In the region, Pakistan, fresh from the shocking bomb blast at the Marriott hotel in Islamabad, is also starting to feel the heat from the global financial turmoil, sending the newly appointed President Asif Ali Zardari (widower of the late Benazir Bhutto) scrambling to look for help. And who does he turn to? Saudi Arabia and China. Zardari has arrived in Beijing on his first visit as head of state with cap in hand to ask for a soft loan of US$500-US$1.5 billion to stave off the crisis. The Financial Times adds:
When he arrives in Beijing on Tuesday, however, Mr Zardari is assured of a warm welcome. Similar sentiments are echoed on the streets of Pakistan.
His belated arrival has not been seen as a snub by Beijing. Sun Shihai, director of the south Asia research centre at the Chinese Academy of Social Sciences, says China is deeply committed to supporting its neighbour and notes the relationship has already survived Beijing’s drive to improve ties with India, a once mutual enemy.
The US too has been rapidly improving ties with Delhi, and Pakistan has looked on enviously at the international sanction given the US-India nuclear co-operation pact. Still, Pakistan may see slow progress on its push to get more nuclear power plants from China.
Pakistan already has one China-supplied reactor in operation in Punjab province and another under construction.

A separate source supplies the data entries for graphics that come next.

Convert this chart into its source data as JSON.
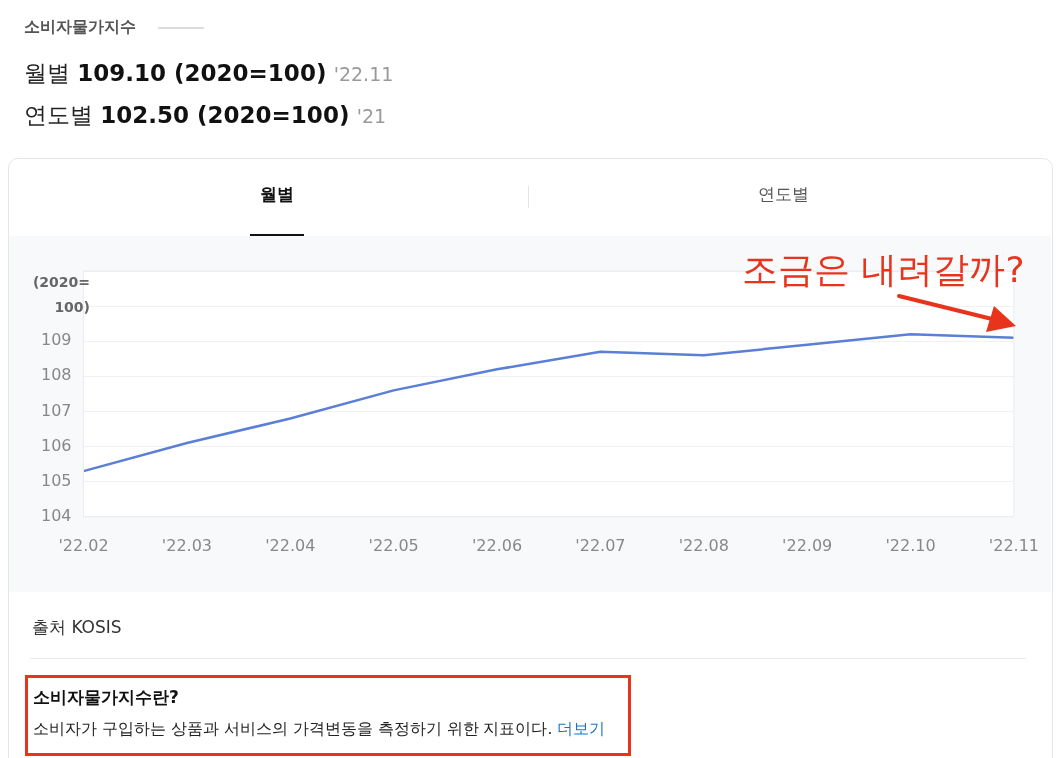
{
  "chart_data": {
    "type": "line",
    "title": "소비자물가지수",
    "subtitle": "월별 109.10 (2020=100) '22.11",
    "ylabel": "(2020=100)",
    "categories": [
      "'22.02",
      "'22.03",
      "'22.04",
      "'22.05",
      "'22.06",
      "'22.07",
      "'22.08",
      "'22.09",
      "'22.10",
      "'22.11"
    ],
    "series": [
      {
        "color": "#5b7fd6",
        "values": [
          105.3,
          106.1,
          106.8,
          107.6,
          108.2,
          108.7,
          108.6,
          108.9,
          109.2,
          109.1
        ]
      }
    ],
    "ylim": [
      104,
      111
    ],
    "yticks": [
      104,
      105,
      106,
      107,
      108,
      109,
      {
        "value": 110,
        "label": null
      },
      {
        "value": 111,
        "label": null
      }
    ],
    "grid": "y",
    "legend": false,
    "marker": "none",
    "line_style": "solid",
    "annotations": [
      "연도별 102.50 (2020=100) '21",
      "월별",
      "연도별",
      "조금은 내려갈까?",
      "출처 KOSIS",
      "소비자물가지수란?",
      "소비자가 구입하는 상품과 서비스의 가격변동을 측정하기 위한 지표이다.",
      "더보기"
    ]
  }
}
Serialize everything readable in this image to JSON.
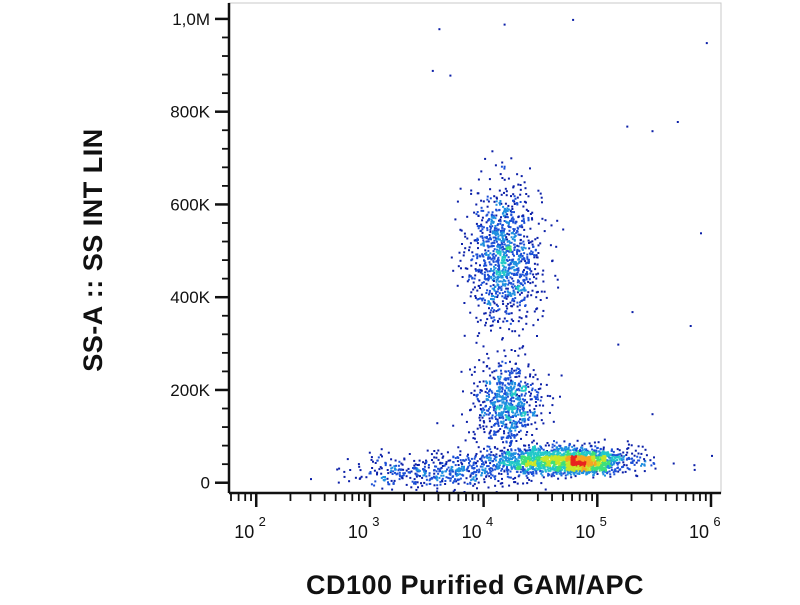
{
  "chart_data": {
    "type": "scatter",
    "title": "",
    "xlabel": "CD100 Purified GAM/APC",
    "ylabel": "SS-A :: SS INT LIN",
    "x_scale": "log",
    "y_scale": "linear",
    "xlim": [
      60,
      1200000
    ],
    "ylim": [
      -20000,
      1030000
    ],
    "x_ticks": [
      {
        "base": "10",
        "exp": "2",
        "value": 100
      },
      {
        "base": "10",
        "exp": "3",
        "value": 1000
      },
      {
        "base": "10",
        "exp": "4",
        "value": 10000
      },
      {
        "base": "10",
        "exp": "5",
        "value": 100000
      },
      {
        "base": "10",
        "exp": "6",
        "value": 1000000
      }
    ],
    "y_ticks": [
      {
        "label": "0",
        "value": 0
      },
      {
        "label": "200K",
        "value": 200000
      },
      {
        "label": "400K",
        "value": 400000
      },
      {
        "label": "600K",
        "value": 600000
      },
      {
        "label": "800K",
        "value": 800000
      },
      {
        "label": "1,0M",
        "value": 1000000
      }
    ],
    "grid": false,
    "legend": "none",
    "density_colors": [
      "#0b1fa8",
      "#1b4fd6",
      "#1e8fe0",
      "#22c9c9",
      "#3ee07a",
      "#c8e628",
      "#f5a623",
      "#e8231e"
    ],
    "populations": [
      {
        "x_median": 15000,
        "x_spread_decades": 0.16,
        "y_center": 490000,
        "y_spread": 75000,
        "count": 1100
      },
      {
        "x_median": 16000,
        "x_spread_decades": 0.15,
        "y_center": 170000,
        "y_spread": 45000,
        "count": 700
      },
      {
        "x_median": 45000,
        "x_spread_decades": 0.32,
        "y_center": 50000,
        "y_spread": 15000,
        "count": 1600
      },
      {
        "x_median": 75000,
        "x_spread_decades": 0.13,
        "y_center": 45000,
        "y_spread": 10000,
        "count": 500
      },
      {
        "x_median": 4000,
        "x_spread_decades": 0.4,
        "y_center": 25000,
        "y_spread": 18000,
        "count": 450
      }
    ],
    "sparse_points": [
      [
        4000,
        980000
      ],
      [
        15000,
        990000
      ],
      [
        60000,
        1000000
      ],
      [
        900000,
        950000
      ],
      [
        5000,
        880000
      ],
      [
        3500,
        890000
      ],
      [
        180000,
        770000
      ],
      [
        300000,
        760000
      ],
      [
        800000,
        540000
      ],
      [
        500000,
        780000
      ],
      [
        200000,
        370000
      ],
      [
        650000,
        340000
      ],
      [
        300000,
        150000
      ],
      [
        150000,
        300000
      ],
      [
        1000000,
        60000
      ],
      [
        700000,
        40000
      ]
    ]
  }
}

It is looking to Beijing to help it build the bulk of more than 8,000 megawatts of planned nuclear electricity generating capacity.
Chinese analysts wave aside concerns that civilian nuclear co-operation has been complicated by revelations that Abdul Qadeer Khan, the founder of Pakistan’s nuclear weapons programme, passed technology to Iran, Libya and North Korea. But Mr Sun says Beijing will want to take things step-by-step. “I think [it will] be hard to start a new project before the old one is finished,” he says.
Chinese analysts are also cautious on how much Mr Zardari can expect in financial support. Chen Jidong of the Institute of South Asian Studies at Sichuan University says Beijing will certainly do something for its “friend in need”. “[Mr Zardari] will not be sent home empty-handed,” he said.